To find the inradius r of a circle we can use the formula: r = Area / semi-perimeter

Now for a circle with sides a, b and c, the semi-perimeter is (a +b +c)/2 and the area is sqrt [s (s – a) (s – b) (s-c)]

Here we can find the semi-perimeter as (18 + 24 + 36)/2 = 39.
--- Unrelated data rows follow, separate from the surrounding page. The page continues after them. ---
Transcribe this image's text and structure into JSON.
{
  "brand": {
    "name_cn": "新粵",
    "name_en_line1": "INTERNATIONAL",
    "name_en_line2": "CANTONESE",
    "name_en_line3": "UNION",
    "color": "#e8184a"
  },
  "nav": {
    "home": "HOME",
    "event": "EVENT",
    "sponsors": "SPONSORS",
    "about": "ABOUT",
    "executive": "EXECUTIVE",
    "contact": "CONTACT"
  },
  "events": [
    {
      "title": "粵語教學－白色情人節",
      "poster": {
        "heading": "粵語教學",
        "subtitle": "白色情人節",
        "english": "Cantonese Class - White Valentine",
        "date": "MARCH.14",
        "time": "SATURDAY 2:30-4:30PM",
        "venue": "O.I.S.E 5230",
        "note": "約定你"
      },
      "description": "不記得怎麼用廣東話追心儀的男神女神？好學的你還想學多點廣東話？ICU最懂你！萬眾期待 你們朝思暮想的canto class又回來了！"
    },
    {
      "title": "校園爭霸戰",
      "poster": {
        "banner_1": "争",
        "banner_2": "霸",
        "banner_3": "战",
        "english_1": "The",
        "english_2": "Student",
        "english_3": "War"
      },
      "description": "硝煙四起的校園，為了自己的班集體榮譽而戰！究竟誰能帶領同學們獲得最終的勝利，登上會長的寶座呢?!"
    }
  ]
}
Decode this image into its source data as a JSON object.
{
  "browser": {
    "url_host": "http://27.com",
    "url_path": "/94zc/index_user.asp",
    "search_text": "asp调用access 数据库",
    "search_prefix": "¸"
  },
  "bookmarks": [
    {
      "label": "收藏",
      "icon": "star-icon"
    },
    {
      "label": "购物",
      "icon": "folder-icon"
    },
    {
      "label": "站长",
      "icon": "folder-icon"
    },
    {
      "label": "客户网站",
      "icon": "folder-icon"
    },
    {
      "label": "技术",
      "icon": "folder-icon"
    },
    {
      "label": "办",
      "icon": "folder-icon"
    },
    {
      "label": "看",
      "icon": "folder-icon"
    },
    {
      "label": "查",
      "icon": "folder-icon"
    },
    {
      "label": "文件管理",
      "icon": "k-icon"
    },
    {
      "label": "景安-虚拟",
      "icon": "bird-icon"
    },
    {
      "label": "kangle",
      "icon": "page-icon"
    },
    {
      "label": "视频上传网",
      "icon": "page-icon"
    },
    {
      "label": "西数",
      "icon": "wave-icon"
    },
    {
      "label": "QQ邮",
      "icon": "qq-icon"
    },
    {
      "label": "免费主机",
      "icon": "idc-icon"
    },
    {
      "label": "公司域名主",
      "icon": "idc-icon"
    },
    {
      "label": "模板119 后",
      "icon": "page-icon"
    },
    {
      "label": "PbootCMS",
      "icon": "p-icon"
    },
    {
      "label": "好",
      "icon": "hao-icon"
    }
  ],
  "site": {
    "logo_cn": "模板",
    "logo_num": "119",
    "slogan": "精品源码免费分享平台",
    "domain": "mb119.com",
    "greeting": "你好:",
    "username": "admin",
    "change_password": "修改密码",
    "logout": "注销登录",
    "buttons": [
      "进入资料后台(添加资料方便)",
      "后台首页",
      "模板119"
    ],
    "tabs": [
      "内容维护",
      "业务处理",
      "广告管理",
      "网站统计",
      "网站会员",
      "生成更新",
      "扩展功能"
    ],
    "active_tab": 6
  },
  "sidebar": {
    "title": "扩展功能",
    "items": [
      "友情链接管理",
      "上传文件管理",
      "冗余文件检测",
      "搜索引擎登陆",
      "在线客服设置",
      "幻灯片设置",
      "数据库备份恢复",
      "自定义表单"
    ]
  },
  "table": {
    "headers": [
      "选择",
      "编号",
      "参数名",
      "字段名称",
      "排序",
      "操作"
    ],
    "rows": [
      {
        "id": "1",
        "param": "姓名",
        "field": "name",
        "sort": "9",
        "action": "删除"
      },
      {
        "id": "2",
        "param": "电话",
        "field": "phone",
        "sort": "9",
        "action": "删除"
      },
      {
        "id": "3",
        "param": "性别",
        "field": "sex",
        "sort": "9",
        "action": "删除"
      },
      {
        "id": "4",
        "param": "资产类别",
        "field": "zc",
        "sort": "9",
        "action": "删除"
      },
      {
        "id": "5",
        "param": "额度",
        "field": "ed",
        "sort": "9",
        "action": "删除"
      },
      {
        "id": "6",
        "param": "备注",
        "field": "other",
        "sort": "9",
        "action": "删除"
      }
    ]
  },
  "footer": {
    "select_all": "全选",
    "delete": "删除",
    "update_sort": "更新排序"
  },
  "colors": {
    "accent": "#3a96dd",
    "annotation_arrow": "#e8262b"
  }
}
Area = sqrt [(39 – 18) (39 – 24) (39 – 36) (39)]

= sqrt [21*15*3*39]

= 9*sqrt (7*5 *13)

= 9* sqrt 455

Therefore r = 9*sqrt 455 / 39

= 3*sqrt 455/ 13

**The inradius of a triangle with sides 18, 24 and 36 centimeters is 3*sqrt 455/ 13 cm.**

The inradius r of the circle a triangle is given by:

r = Area of the triangle /2s,

r = sqrt{s(s-a)(s-b)(s-c), where 2s= a+b+c and a,b,anc are the triangle.

Given a=18, b= 24 and c= 36.

=> s = (18+24+36)/2 = 78/2 =39.

=> Area of the triangle = sqrt{39(39-18)(39-24)(39-36)} = sqrt{39*21*15*3}= 197.98

Therefore r = 197.98/39 = 4.92 nearly.

So the inradius of the given triangle = 4.92.